Imagine this: Nearly a third of the students who apply to Stanford's master's in teaching program to become history teachers have never taken a single college course in history. Outrageous? Yes, but it's part of a well-established national pattern. Among high school history teachers across the country, only 18% have majored (or even minored) in the subject they now teach.
Ignorant teachers are boring.
History courses made up of all facts and no interpretation are guaranteed to put kids to sleep. And that's exactly what seems to be happening. In a national survey some years ago, 1,500 Americans were asked to "pick one word or phrase to describe your experience with history classes in elementary or high school." "Boring" was the most frequent answer.Ignorant teachers fall prey to ideological dogmas.

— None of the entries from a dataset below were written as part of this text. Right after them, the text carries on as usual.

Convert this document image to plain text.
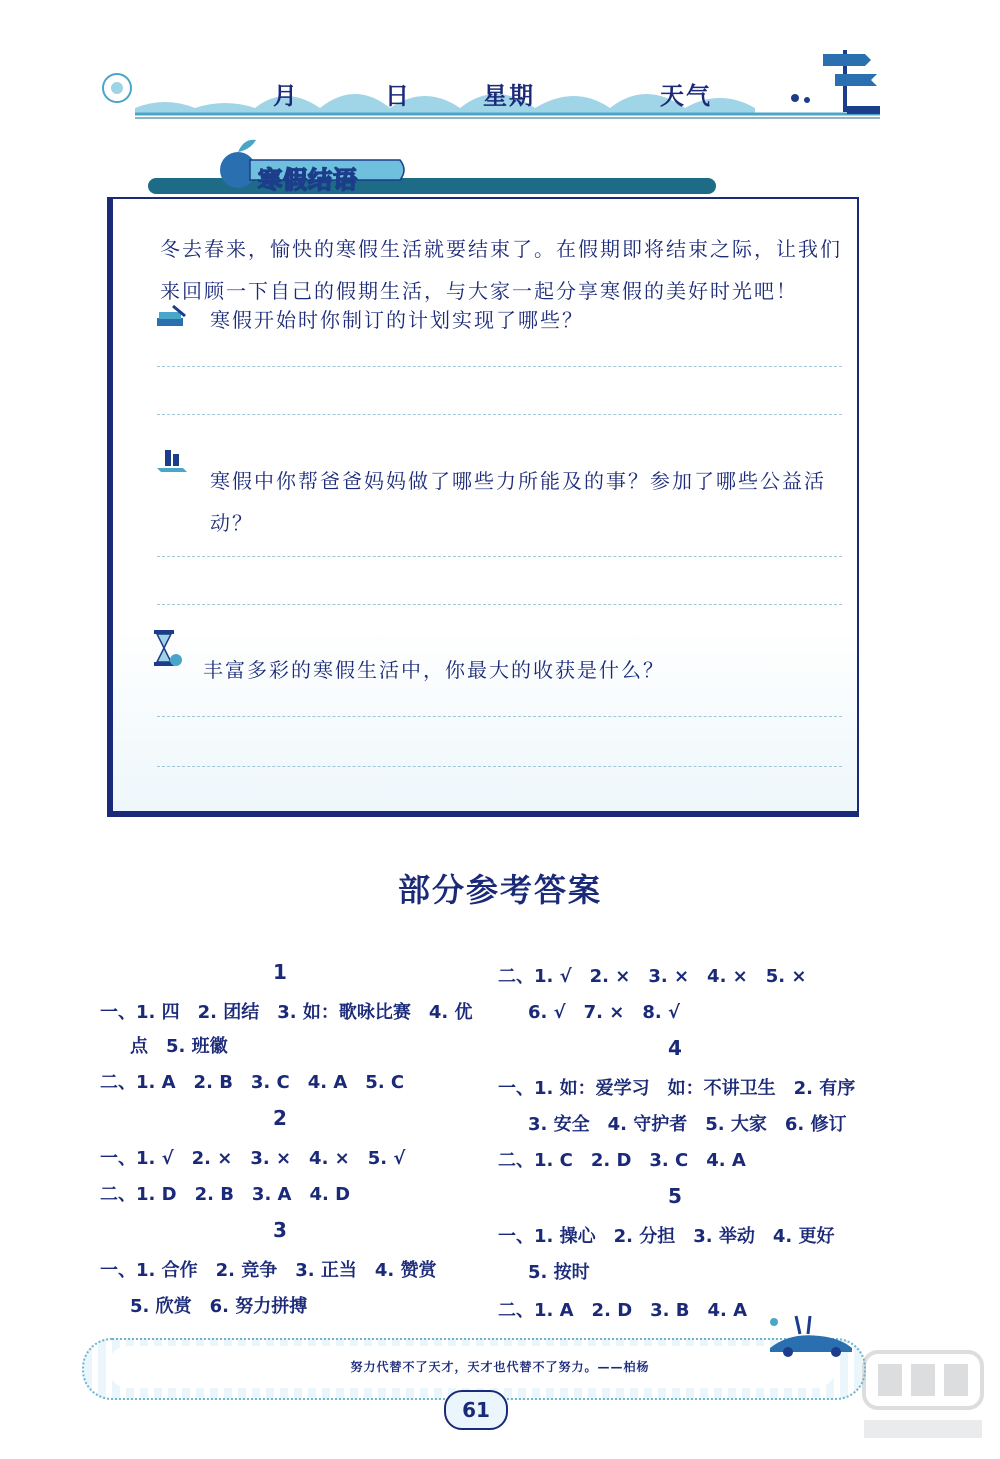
月	日	星期	天气
寒假结语
冬去春来，愉快的寒假生活就要结束了。在假期即将结束之际，让我们来回顾一下自己的假期生活，与大家一起分享寒假的美好时光吧！
寒假开始时你制订的计划实现了哪些？
寒假中你帮爸爸妈妈做了哪些力所能及的事？参加了哪些公益活动？
丰富多彩的寒假生活中，你最大的收获是什么？
部分参考答案
1
一、1. 四　2. 团结　3. 如：歌咏比赛　4. 优
　点　5. 班徽
二、1. A　2. B　3. C　4. A　5. C
2
一、1. √　2. ×　3. ×　4. ×　5. √
二、1. D　2. B　3. A　4. D
3
一、1. 合作　2. 竞争　3. 正当　4. 赞赏
　5. 欣赏　6. 努力拼搏
二、1. √　2. ×　3. ×　4. ×　5. ×
　6. √　7. ×　8. √
4
一、1. 如：爱学习　如：不讲卫生　2. 有序
　3. 安全　4. 守护者　5. 大家　6. 修订
二、1. C　2. D　3. C　4. A
5
一、1. 操心　2. 分担　3. 举动　4. 更好
　5. 按时
二、1. A　2. D　3. B　4. A
努力代替不了天才，天才也代替不了努力。——柏杨
61
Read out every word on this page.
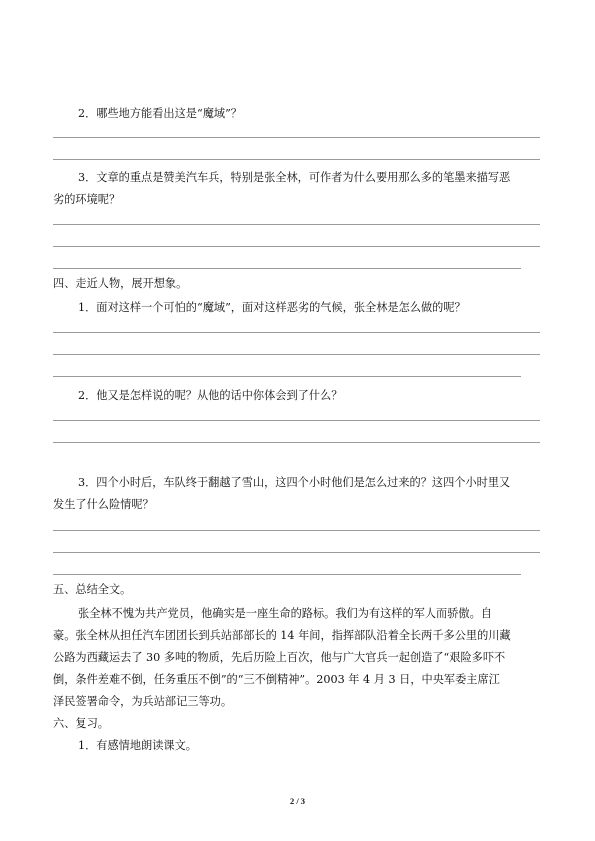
2．哪些地方能看出这是“魔域”？

3．文章的重点是赞美汽车兵，特别是张全林，可作者为什么要用那么多的笔墨来描写恶

劣的环境呢？

四、走近人物，展开想象。

1．面对这样一个可怕的“魔域”，面对这样恶劣的气候，张全林是怎么做的呢？

2．他又是怎样说的呢？从他的话中你体会到了什么？

3．四个小时后，车队终于翻越了雪山，这四个小时他们是怎么过来的？这四个小时里又

发生了什么险情呢？

五、总结全文。

张全林不愧为共产党员，他确实是一座生命的路标。我们为有这样的军人而骄傲。自

豪。张全林从担任汽车团团长到兵站部部长的 14 年间，指挥部队沿着全长两千多公里的川藏

公路为西藏运去了 30 多吨的物质，先后历险上百次，他与广大官兵一起创造了“艰险多吓不

倒，条件差难不倒，任务重压不倒”的“三不倒精神”。2003 年 4 月 3 日，中央军委主席江

泽民签署命令，为兵站部记三等功。

六、复习。

1．有感情地朗读课文。

2 / 3
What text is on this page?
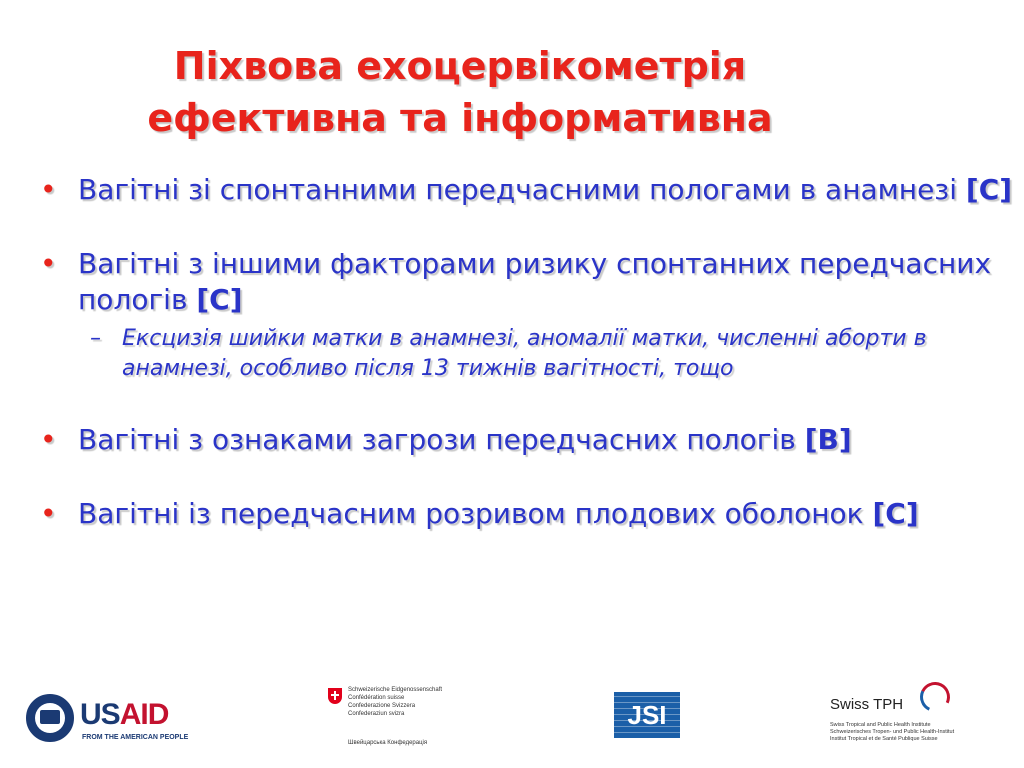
Піхвова ехоцервікометрія
ефективна та інформативна
• Вагітні зі спонтанними передчасними пологами в анамнезі [C]
• Вагітні з іншими факторами ризику спонтанних передчасних пологів [C]
– Ексцизія шийки матки в анамнезі, аномалії матки, численні аборти в анамнезі, особливо після 13 тижнів вагітності, тощо
• Вагітні з ознаками загрози передчасних пологів [B]
• Вагітні із передчасним розривом плодових оболонок [C]
USAID
FROM THE AMERICAN PEOPLE
Schweizerische Eidgenossenschaft
Confédération suisse
Confederazione Svizzera
Confederaziun svizra
Швейцарська Конфедерація
JSI	Swiss TPH
Swiss Tropical and Public Health Institute
Schweizerisches Tropen- und Public Health-Institut
Institut Tropical et de Santé Publique Suisse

Lack of knowledge encourages another bad habit among history teachers: a tendency to disparage "facts," an eagerness to unshackle students from the "dominant discourse" — and to teach them, instead, what the teacher views as "the Truth." What's scary is the certainty with which this "Truth" is often held. Rather than debating why the United States entered Vietnam or signed the North American Free Trade Agreement or brokered a Camp David accord, all roads lead to the same point: our government's desire to oppress the less powerful. It is a version of history that conjures up a North Korean reeducation camp rather than a democratic classroom.